I think that the most likely solution to the Fermi Paradox is that, while life is exceedingly common in the universe, intelligent life is incredibly rare. In the four and a half billion year lifespan of this planet, life has existed on it from almost the very first moments. However, not until the Cambrian explosion about 530 million years ago did complex multicellular life exist. That means that for nearly four billion years, and starting from nine billion years after the birth of the universe, Earth contained nothing but single-celled organisms and colonies of such. And it is not until about 2 million years ago, 0.04% of the history of life on Earth, that the first technological intelligence emerged. And even that was simply monkeys hitting rocks against each other in a clever way! Anything more complicated than a stone arrowhead was invented in the last ten thousand years!
And let's look at how unlikely it is that humans (or any other hominid) ever even achieved technology. We had access to wheat, barley, and rice, easily domesticable plants that produced high yields and had good nutritional content. We had access to large animals with very particular internal dominance hierarchies which were not so recently evolved alongside us to attack us on sight, but not so distantly separate from us to be completely unwary at the sight of hunters with spears. (Here by "we" I am referring to any subset of humans who had such access — Jared Diamond goes into great detail as to who in fact had access to what.) We had access to workable stone, copious woodlands, and various ore deposits. We had an abundance of fresh water on a planet with an atmosphere suitable for lighting fires.
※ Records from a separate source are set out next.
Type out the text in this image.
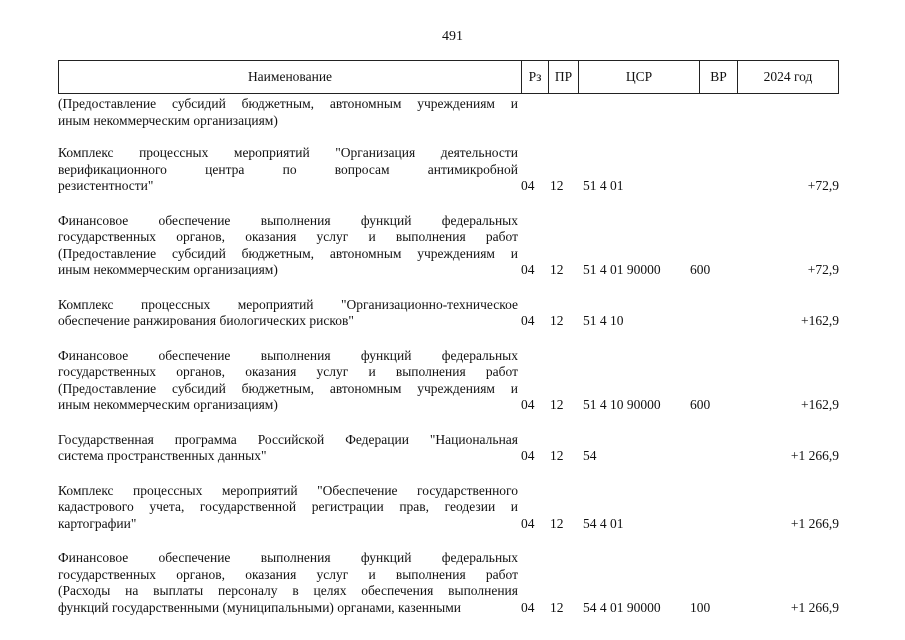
491
Наименование	Рз ПР	ЦСР	ВР	2024 год
(Предоставление субсидий бюджетным, автономным учреждениям и
иным некоммерческим организациям)
Комплекс процессных мероприятий "Организация деятельности
верификационного центра по вопросам антимикробной
резистентности"	04 12 51 4 01	+72,9
Финансовое обеспечение выполнения функций федеральных
государственных органов, оказания услуг и выполнения работ
(Предоставление субсидий бюджетным, автономным учреждениям и
иным некоммерческим организациям)	04 12 51 4 01 90000 600	+72,9
Комплекс процессных мероприятий "Организационно-техническое
обеспечение ранжирования биологических рисков"	04 12 51 4 10	+162,9
Финансовое обеспечение выполнения функций федеральных
государственных органов, оказания услуг и выполнения работ
(Предоставление субсидий бюджетным, автономным учреждениям и
иным некоммерческим организациям)	04 12 51 4 10 90000 600	+162,9
Государственная программа Российской Федерации "Национальная
система пространственных данных"	04 12 54	+1 266,9
Комплекс процессных мероприятий "Обеспечение государственного
кадастрового учета, государственной регистрации прав, геодезии и
картографии"	04 12 54 4 01	+1 266,9
Финансовое обеспечение выполнения функций федеральных
государственных органов, оказания услуг и выполнения работ
(Расходы на выплаты персоналу в целях обеспечения выполнения
функций государственными (муниципальными) органами, казенными	04 12 54 4 01 90000 100	+1 266,9
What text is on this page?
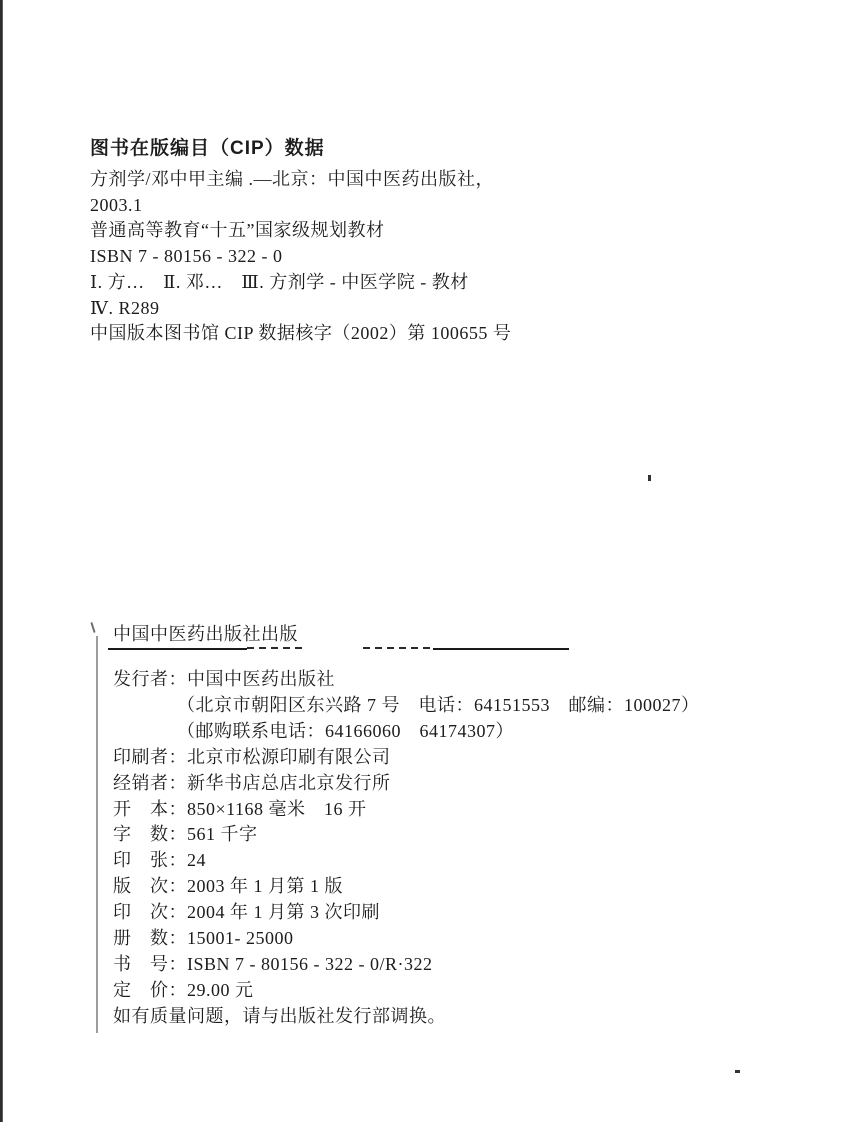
图书在版编目（CIP）数据

方剂学/邓中甲主编 .—北京：中国中医药出版社，

2003.1

普通高等教育“十五”国家级规划教材

ISBN 7 - 80156 - 322 - 0

Ⅰ. 方…　Ⅱ. 邓…　Ⅲ. 方剂学 - 中医学院 - 教材

Ⅳ. R289

中国版本图书馆 CIP 数据核字（2002）第 100655 号

中国中医药出版社出版

发行者：中国中医药出版社

（北京市朝阳区东兴路 7 号　电话：64151553　邮编：100027）

（邮购联系电话：64166060　64174307）

印刷者：北京市松源印刷有限公司

经销者：新华书店总店北京发行所

开　本：850×1168 毫米　16 开

字　数：561 千字

印　张：24

版　次：2003 年 1 月第 1 版

印　次：2004 年 1 月第 3 次印刷

册　数：15001- 25000

书　号：ISBN 7 - 80156 - 322 - 0/R·322

定　价：29.00 元

如有质量问题，请与出版社发行部调换。
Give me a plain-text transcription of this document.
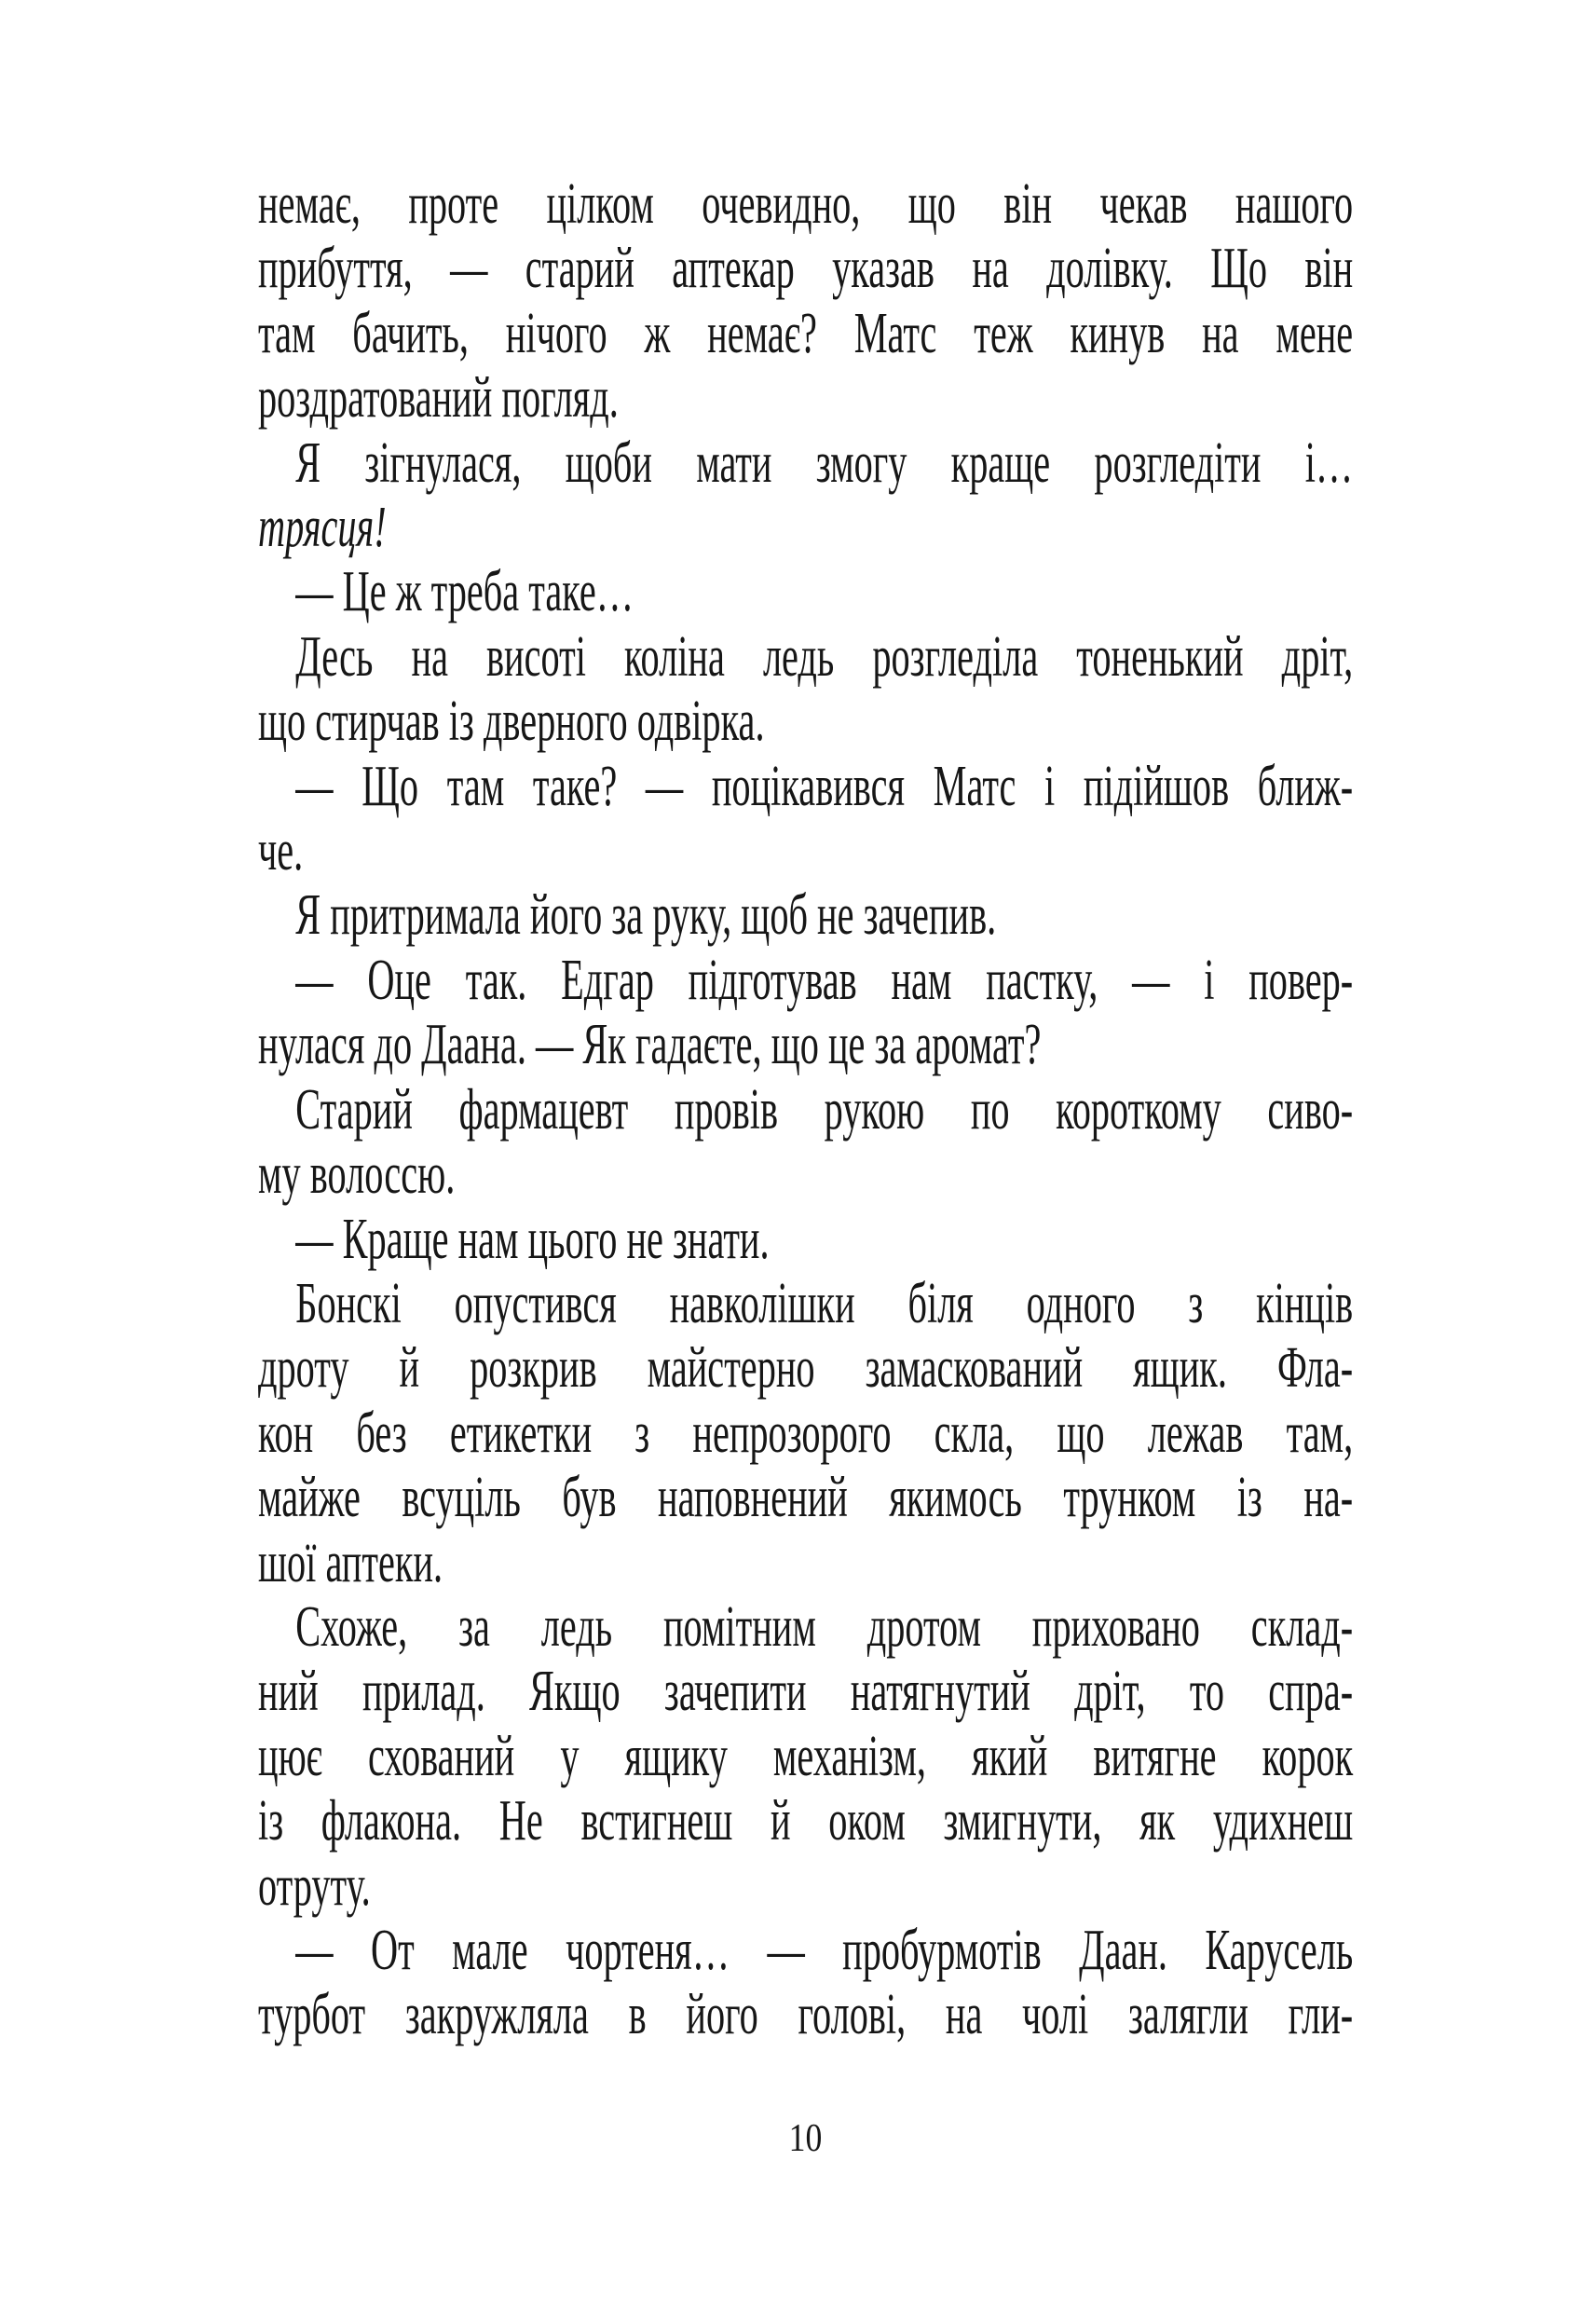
немає, проте цілком очевидно, що він чекав нашого
прибуття, — старий аптекар указав на долівку. Що він
там бачить, нічого ж немає? Матс теж кинув на мене
роздратований погляд.
Я зігнулася, щоби мати змогу краще розгледіти і…
трясця!
— Це ж треба таке…
Десь на висоті коліна ледь розгледіла тоненький дріт,
що стирчав із дверного одвірка.
— Що там таке? — поцікавився Матс і підійшов ближ-
че.
Я притримала його за руку, щоб не зачепив.
— Оце так. Едгар підготував нам пастку, — і повер-
нулася до Даана. — Як гадаєте, що це за аромат?
Старий фармацевт провів рукою по короткому сиво-
му волоссю.
— Краще нам цього не знати.
Бонскі опустився навколішки біля одного з кінців
дроту й розкрив майстерно замаскований ящик. Фла-
кон без етикетки з непрозорого скла, що лежав там,
майже всуціль був наповнений якимось трунком із на-
шої аптеки.
Схоже, за ледь помітним дротом приховано склад-
ний прилад. Якщо зачепити натягнутий дріт, то спра-
цює схований у ящику механізм, який витягне корок
із флакона. Не встигнеш й оком змигнути, як удихнеш
отруту.
— От мале чортеня… — пробурмотів Даан. Карусель
турбот закружляла в його голові, на чолі залягли гли-
10
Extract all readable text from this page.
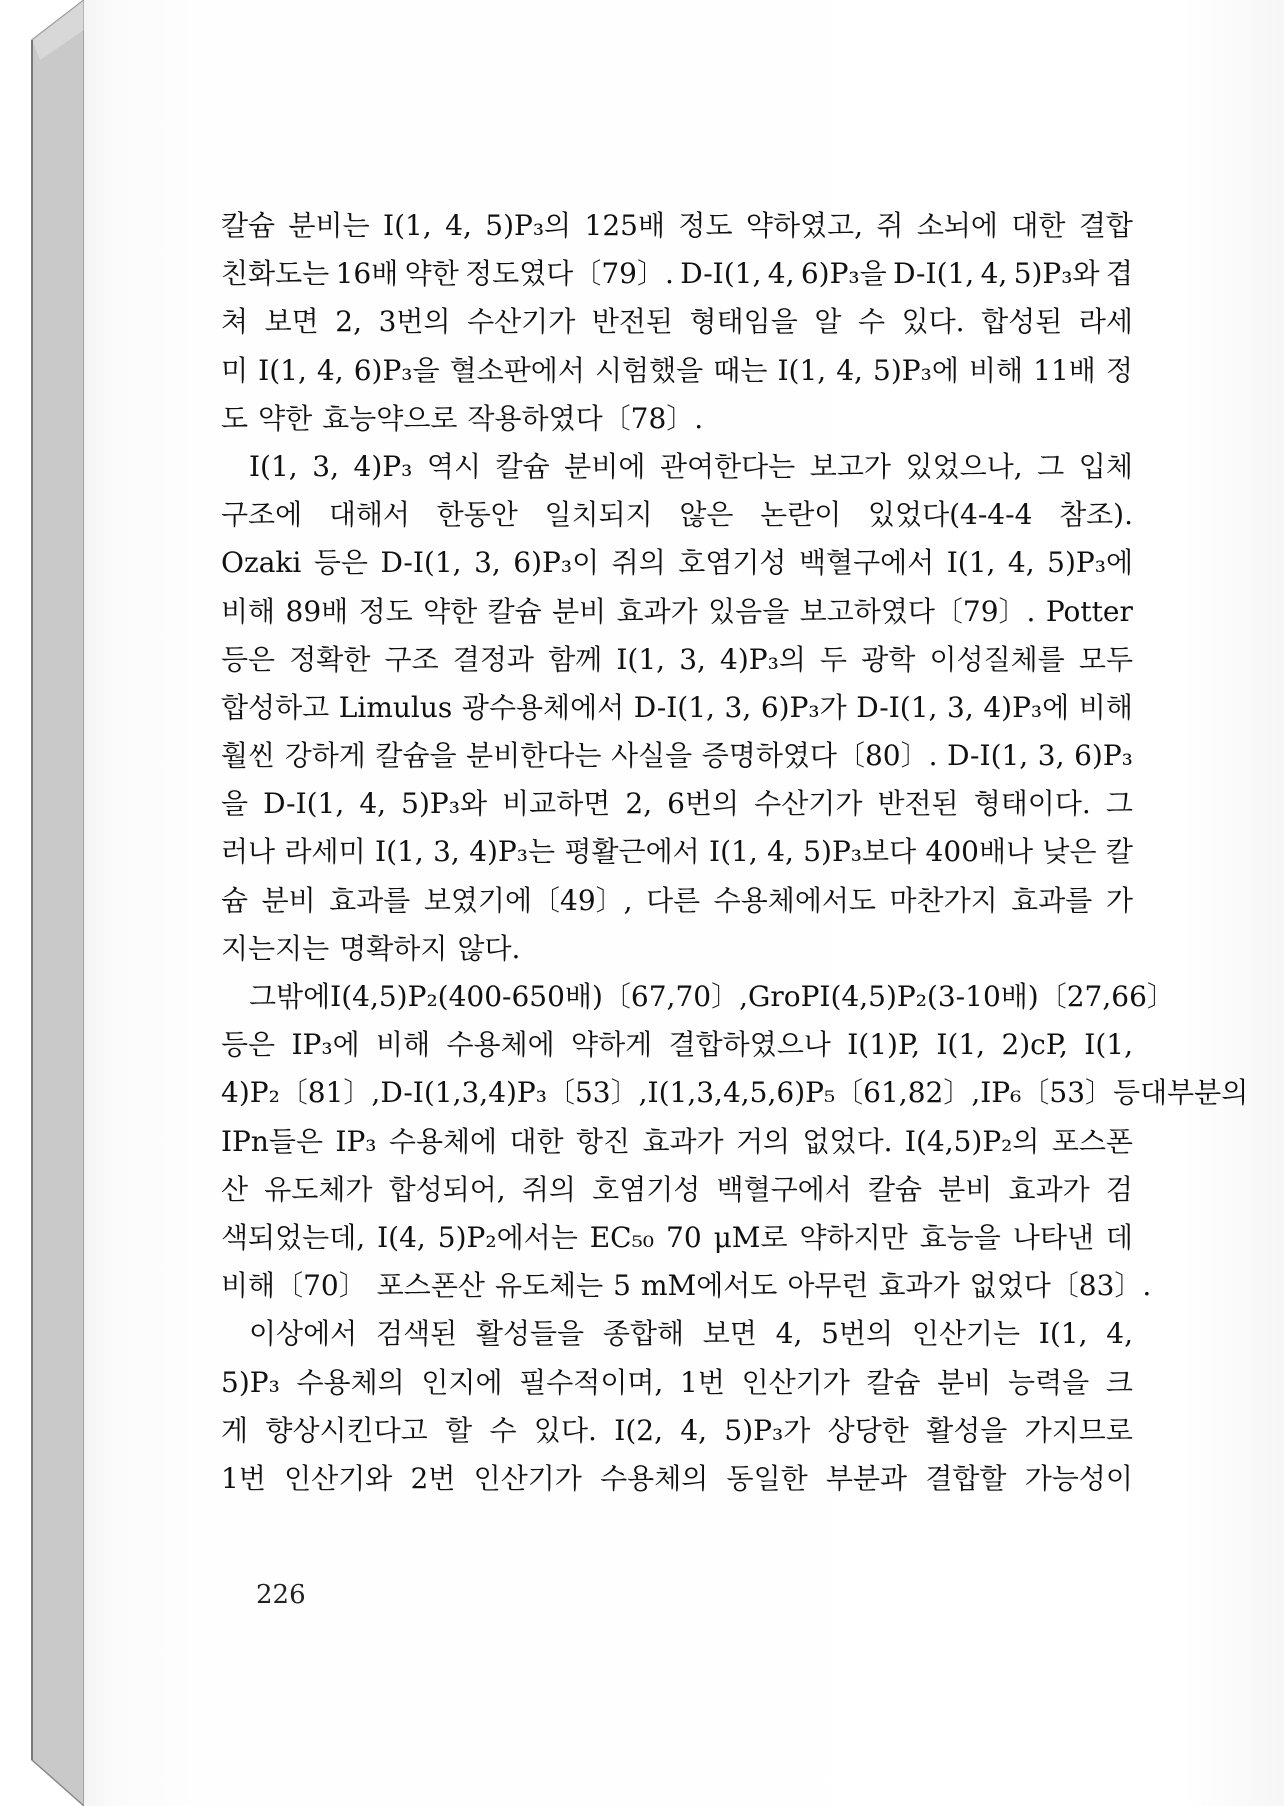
칼슘 분비는 I(1, 4, 5)P₃의 125배 정도 약하였고, 쥐 소뇌에 대한 결합
친화도는 16배 약한 정도였다〔79〕. D-I(1, 4, 6)P₃을 D-I(1, 4, 5)P₃와 겹
쳐 보면 2, 3번의 수산기가 반전된 형태임을 알 수 있다. 합성된 라세
미 I(1, 4, 6)P₃을 혈소판에서 시험했을 때는 I(1, 4, 5)P₃에 비해 11배 정
도 약한 효능약으로 작용하였다〔78〕.
I(1, 3, 4)P₃ 역시 칼슘 분비에 관여한다는 보고가 있었으나, 그 입체
구조에 대해서 한동안 일치되지 않은 논란이 있었다(4-4-4 참조).
Ozaki 등은 D-I(1, 3, 6)P₃이 쥐의 호염기성 백혈구에서 I(1, 4, 5)P₃에
비해 89배 정도 약한 칼슘 분비 효과가 있음을 보고하였다〔79〕. Potter
등은 정확한 구조 결정과 함께 I(1, 3, 4)P₃의 두 광학 이성질체를 모두
합성하고 Limulus 광수용체에서 D-I(1, 3, 6)P₃가 D-I(1, 3, 4)P₃에 비해
훨씬 강하게 칼슘을 분비한다는 사실을 증명하였다〔80〕. D-I(1, 3, 6)P₃
을 D-I(1, 4, 5)P₃와 비교하면 2, 6번의 수산기가 반전된 형태이다. 그
러나 라세미 I(1, 3, 4)P₃는 평활근에서 I(1, 4, 5)P₃보다 400배나 낮은 칼
슘 분비 효과를 보였기에〔49〕, 다른 수용체에서도 마찬가지 효과를 가
지는지는 명확하지 않다.
그밖에 I(4, 5)P₂(400-650배)〔67, 70〕, GroPI(4, 5)P₂(3-10배)〔27, 66〕
등은 IP₃에 비해 수용체에 약하게 결합하였으나 I(1)P, I(1, 2)cP, I(1,
4)P₂〔81〕, D-I(1,3,4)P₃〔53〕, I(1,3,4,5,6)P₅〔61, 82〕, IP₆〔53〕 등 대부분의
IPn들은 IP₃ 수용체에 대한 항진 효과가 거의 없었다. I(4,5)P₂의 포스폰
산 유도체가 합성되어, 쥐의 호염기성 백혈구에서 칼슘 분비 효과가 검
색되었는데, I(4, 5)P₂에서는 EC₅₀ 70 μM로 약하지만 효능을 나타낸 데
비해〔70〕 포스폰산 유도체는 5 mM에서도 아무런 효과가 없었다〔83〕.
이상에서 검색된 활성들을 종합해 보면 4, 5번의 인산기는 I(1, 4,
5)P₃ 수용체의 인지에 필수적이며, 1번 인산기가 칼슘 분비 능력을 크
게 향상시킨다고 할 수 있다. I(2, 4, 5)P₃가 상당한 활성을 가지므로
1번 인산기와 2번 인산기가 수용체의 동일한 부분과 결합할 가능성이
226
Our luck in the development of our culture and eventual civilization was astounding. We were never subject to an extinction-level impact or eruption (although it seems that we came damn close).
I think that such luck is not only astounding, but is in fact astronomical. While life seems to have no trouble at all finding a place on a planet like the Earth (and perhaps on many other types of planets as well), technological civilization seems like and absolutely ludicrously unlikely event. It has happened exactly once in four and a half billion years (for 0.0002% of that time), or in 530 million years in which complex life has existed on Earth (or 0.0019% of that time). So I would imagine that life is in fact very common in the universe, although almost exclusively in the form of single-celled creatures living on rocks and in oceans. Very, very, very rarely one would find a planet with some sort of multicellular life on it — simple plant-like creatures, or molds of some sort. And once in an unimaginably huge while, one might expect to find a planet where technologically intelligent life once existed. Finding a planet where technologically intelligent life exists concurrently with us seems depressingly close to a fantasy.
[Edit: My percentages were two orders of magnitude off! They were simple ratios, not percentages. Thanks to Scott for pointing this out.]